Parfois longuet et pas toujours très fin, le nouveau film de Woody Allen est pourtant habité par un charme fou, un je-ne-sais-quoi qui le sauve de l’échec. Les yeux d’Emma Stone, peut-être…

Stanley Crawford est un magicien. Autrement dit : il sait mieux que personne que la magie n’existe pas. Derrière tout mystère se cache une explication rationnelle, et toute illusion peut être implacablement dissipée. Lorsqu’un confrère lui avoue avoir rencontré une jeune femme dont le don de divination semble sans faille, il décide d’aller l’observer afin de révéler l’imposture au grand jour. Mais tout ne va pas se passer comme prévu…

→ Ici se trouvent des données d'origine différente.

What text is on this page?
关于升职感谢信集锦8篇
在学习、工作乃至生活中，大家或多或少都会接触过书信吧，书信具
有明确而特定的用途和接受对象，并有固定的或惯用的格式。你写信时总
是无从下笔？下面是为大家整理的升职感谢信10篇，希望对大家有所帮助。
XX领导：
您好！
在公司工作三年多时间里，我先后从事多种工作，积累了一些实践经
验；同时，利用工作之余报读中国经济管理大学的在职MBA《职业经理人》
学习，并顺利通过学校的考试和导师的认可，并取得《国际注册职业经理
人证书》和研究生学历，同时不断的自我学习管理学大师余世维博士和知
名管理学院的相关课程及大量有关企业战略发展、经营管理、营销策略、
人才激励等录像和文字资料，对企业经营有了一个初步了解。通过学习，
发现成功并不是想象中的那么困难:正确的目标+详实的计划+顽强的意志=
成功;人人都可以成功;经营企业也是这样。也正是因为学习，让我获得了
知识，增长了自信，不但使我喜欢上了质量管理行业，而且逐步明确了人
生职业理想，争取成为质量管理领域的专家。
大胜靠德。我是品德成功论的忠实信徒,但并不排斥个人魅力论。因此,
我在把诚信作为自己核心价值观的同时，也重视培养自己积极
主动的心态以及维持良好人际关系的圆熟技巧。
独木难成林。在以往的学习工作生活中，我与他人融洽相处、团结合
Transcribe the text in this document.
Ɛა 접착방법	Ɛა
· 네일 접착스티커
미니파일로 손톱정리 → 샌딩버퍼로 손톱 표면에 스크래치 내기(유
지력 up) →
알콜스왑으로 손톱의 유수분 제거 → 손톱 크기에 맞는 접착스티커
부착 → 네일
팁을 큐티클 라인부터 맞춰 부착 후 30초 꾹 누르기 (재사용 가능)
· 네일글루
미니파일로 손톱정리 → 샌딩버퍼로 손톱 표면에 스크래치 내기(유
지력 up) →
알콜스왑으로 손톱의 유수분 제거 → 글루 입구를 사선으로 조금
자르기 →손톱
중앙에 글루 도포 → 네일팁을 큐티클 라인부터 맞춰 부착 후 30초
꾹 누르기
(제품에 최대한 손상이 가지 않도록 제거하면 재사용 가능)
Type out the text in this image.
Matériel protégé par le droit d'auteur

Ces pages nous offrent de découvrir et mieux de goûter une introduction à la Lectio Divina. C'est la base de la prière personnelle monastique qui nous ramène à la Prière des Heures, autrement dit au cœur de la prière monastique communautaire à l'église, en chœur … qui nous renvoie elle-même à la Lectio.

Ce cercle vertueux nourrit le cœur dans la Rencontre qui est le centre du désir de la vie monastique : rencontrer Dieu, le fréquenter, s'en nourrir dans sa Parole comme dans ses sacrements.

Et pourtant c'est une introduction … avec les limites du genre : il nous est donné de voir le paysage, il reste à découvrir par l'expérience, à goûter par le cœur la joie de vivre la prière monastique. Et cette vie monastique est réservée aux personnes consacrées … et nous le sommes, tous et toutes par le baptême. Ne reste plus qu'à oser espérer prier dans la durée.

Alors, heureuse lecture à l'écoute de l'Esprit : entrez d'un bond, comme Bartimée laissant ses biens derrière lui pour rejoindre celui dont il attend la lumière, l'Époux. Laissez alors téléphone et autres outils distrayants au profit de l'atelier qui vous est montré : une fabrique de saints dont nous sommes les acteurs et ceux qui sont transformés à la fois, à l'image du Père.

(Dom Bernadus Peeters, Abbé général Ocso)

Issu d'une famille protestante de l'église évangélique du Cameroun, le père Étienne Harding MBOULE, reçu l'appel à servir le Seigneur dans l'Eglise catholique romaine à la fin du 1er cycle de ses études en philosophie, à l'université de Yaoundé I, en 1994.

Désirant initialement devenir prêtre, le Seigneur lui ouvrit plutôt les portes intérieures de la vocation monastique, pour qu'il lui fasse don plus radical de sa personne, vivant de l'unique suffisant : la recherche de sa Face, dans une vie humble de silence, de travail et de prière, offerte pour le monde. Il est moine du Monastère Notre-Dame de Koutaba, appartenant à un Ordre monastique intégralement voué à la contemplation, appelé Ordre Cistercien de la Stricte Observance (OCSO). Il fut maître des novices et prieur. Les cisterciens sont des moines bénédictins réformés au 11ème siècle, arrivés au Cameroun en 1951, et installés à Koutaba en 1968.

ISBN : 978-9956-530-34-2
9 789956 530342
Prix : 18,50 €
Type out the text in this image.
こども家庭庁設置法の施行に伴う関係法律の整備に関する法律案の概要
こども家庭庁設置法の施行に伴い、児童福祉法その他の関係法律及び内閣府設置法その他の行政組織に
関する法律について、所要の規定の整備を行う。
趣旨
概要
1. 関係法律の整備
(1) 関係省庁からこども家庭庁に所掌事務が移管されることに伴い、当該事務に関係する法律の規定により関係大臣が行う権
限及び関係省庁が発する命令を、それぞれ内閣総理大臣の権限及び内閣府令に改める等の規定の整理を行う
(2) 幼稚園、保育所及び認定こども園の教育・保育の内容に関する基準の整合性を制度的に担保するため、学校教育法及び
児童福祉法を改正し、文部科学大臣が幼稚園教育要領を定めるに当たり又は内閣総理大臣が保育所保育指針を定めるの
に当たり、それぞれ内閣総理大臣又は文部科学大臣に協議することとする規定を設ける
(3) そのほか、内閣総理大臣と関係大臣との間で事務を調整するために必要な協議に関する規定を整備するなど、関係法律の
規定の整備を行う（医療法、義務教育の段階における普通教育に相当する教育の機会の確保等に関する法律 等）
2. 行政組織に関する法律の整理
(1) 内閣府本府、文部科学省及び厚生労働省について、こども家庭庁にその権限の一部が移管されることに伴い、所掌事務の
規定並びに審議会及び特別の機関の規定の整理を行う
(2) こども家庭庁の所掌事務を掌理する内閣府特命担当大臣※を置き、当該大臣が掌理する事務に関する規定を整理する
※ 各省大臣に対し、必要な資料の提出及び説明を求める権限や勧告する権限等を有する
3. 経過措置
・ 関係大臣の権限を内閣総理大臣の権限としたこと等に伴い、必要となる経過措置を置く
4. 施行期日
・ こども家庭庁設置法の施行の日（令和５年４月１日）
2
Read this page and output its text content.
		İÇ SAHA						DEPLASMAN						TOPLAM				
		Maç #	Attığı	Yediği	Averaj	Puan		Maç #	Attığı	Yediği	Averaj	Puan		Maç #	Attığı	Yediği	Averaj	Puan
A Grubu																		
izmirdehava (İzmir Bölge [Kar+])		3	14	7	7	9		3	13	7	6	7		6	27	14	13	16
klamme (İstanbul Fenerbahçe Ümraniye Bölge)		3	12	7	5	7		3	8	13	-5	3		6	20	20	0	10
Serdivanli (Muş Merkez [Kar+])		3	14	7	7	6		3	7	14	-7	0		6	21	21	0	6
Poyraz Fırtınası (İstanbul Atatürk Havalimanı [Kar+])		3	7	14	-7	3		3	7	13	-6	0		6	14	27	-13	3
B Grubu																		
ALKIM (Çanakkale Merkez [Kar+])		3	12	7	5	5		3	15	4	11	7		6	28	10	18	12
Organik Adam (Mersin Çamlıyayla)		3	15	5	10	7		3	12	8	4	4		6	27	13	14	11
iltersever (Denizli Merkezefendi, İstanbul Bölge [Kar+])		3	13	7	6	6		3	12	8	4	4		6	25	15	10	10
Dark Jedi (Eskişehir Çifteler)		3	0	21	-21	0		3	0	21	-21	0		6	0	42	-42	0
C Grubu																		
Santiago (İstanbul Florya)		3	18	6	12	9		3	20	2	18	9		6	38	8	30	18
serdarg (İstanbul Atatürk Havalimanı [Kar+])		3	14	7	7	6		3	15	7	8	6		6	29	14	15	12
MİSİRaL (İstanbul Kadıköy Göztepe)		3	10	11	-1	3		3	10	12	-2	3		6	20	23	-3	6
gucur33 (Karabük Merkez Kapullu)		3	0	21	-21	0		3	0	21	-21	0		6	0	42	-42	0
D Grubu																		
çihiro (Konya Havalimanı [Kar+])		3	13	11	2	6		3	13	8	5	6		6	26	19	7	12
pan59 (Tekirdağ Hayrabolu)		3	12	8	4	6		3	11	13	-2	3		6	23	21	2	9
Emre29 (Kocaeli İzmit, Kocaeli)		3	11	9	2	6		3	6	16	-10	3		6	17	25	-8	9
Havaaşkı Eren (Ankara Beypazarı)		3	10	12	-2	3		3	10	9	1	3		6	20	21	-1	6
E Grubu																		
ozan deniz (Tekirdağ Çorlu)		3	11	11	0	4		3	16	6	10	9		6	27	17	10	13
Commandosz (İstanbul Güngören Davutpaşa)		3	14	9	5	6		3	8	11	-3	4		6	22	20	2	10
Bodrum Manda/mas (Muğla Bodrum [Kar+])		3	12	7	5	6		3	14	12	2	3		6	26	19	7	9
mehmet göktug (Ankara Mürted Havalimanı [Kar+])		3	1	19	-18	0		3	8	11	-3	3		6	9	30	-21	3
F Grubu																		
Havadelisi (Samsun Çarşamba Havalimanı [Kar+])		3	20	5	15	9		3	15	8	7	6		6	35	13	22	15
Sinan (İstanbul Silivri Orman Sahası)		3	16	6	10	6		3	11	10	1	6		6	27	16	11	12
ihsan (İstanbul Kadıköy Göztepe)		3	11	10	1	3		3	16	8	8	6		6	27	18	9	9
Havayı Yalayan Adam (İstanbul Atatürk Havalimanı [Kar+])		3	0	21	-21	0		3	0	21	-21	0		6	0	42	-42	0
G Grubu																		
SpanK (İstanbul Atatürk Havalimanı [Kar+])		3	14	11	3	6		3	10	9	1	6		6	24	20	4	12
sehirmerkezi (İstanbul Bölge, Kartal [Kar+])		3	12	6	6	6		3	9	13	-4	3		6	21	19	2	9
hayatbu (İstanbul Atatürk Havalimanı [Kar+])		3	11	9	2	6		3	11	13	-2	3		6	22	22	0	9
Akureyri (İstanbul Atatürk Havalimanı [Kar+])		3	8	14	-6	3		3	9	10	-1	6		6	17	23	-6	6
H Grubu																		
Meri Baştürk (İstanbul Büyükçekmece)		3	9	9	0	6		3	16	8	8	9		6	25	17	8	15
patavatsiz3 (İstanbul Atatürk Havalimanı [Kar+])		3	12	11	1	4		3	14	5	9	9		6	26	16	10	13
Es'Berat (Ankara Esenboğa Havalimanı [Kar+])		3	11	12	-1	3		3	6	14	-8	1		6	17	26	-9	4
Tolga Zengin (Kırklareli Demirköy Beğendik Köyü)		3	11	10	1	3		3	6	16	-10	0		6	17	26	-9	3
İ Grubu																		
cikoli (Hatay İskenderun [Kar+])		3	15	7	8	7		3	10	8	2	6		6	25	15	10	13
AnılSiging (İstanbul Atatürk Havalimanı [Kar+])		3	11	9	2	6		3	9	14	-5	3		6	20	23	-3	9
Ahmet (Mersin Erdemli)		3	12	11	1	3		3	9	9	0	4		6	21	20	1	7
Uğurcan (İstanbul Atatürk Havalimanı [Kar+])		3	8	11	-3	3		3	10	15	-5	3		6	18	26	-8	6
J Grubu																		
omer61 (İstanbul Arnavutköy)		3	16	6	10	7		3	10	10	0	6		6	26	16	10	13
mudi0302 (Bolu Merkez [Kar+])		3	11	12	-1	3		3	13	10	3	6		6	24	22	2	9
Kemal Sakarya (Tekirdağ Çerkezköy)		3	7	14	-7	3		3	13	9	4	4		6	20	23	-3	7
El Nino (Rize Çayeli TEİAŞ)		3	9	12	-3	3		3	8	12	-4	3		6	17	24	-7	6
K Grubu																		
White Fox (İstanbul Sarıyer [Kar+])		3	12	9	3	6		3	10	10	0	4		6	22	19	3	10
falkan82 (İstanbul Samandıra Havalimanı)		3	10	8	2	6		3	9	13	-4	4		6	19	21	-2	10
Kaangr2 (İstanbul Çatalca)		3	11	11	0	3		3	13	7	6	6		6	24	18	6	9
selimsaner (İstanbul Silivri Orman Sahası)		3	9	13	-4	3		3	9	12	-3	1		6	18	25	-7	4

Dans Magic in the Moonlight, Woody Allen explore le conflit entre la rationalité et l’inexplicable : les véritables voyants existent-ils ? Y a-t-il une vie après la mort ? Peut-on communiquer avec les esprits ? Et Dieu, dans tout ça ?  À travers la rencontre de deux personnages que tout oppose, le réalisateur américain nous conduit avec de gros sabots vers une conclusion un peu niaise : s’il y a bien un phénomène illogique qui ne s’explique pas, c’est l’amour. Les ressorts de la comédie romantique ne sont jamais très loin. L’histoire d’un homme dont les convictions vont êtres ébranlées par un femme ravissante : c’est du déjà vu. Et pourtant…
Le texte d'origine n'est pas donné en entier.